If you're looking for advanced filesystems for general-purpose computers in the Linux world, there are two candidates: ZFS and BTRFS. ZFS is older and more mature, but it's originally from Solaris and the port to Linux isn't seamless. BTRFS is still under heavy development, and not all features are ready for prime time yet.
Both filesystems offer per-file checksumming, so you will know if a file is corrupted; this is more of a security protection than a protection against failing hardware, because failing hardware tends to make a file unreadable, the hardware has its own checksums so reading wrong data is extremely unlikely (if a disk read returns wrong data, and you're sure it's not an application error, blame your RAM, not your disk).
If you want resilience, by far the best thing to do is RAID-1 (i.e. mirroring) over two disks.
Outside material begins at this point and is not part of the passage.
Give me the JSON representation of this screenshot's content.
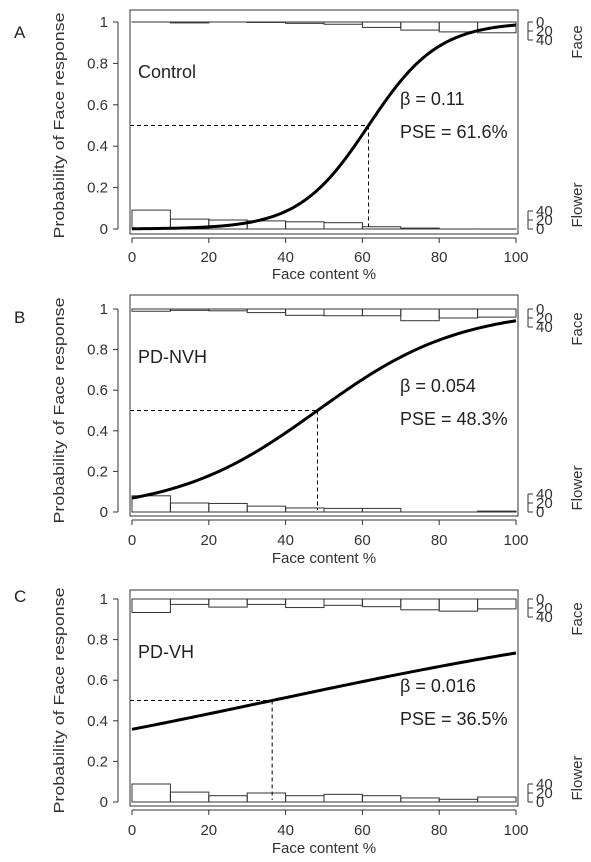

When a disk starts failing, it's rare that only a few sectors are affected; usually, more sectors follow quickly, if the disk hasn't stopped working altogether. So replicating data over the same disk doesn't help very often. Replicating data over two disks doesn't need any filesystem support. The only reason you might want to replicate data on the same disk is if you have a laptop which can only accommodate one disk, but even then the benefits are very small.
Remember that no matter how much replication you have, you still need to have offline backups, to protect against massive hardware failures (power surge, fire, …) and against software-level problems (e.g. accidental file deletion or overwrite).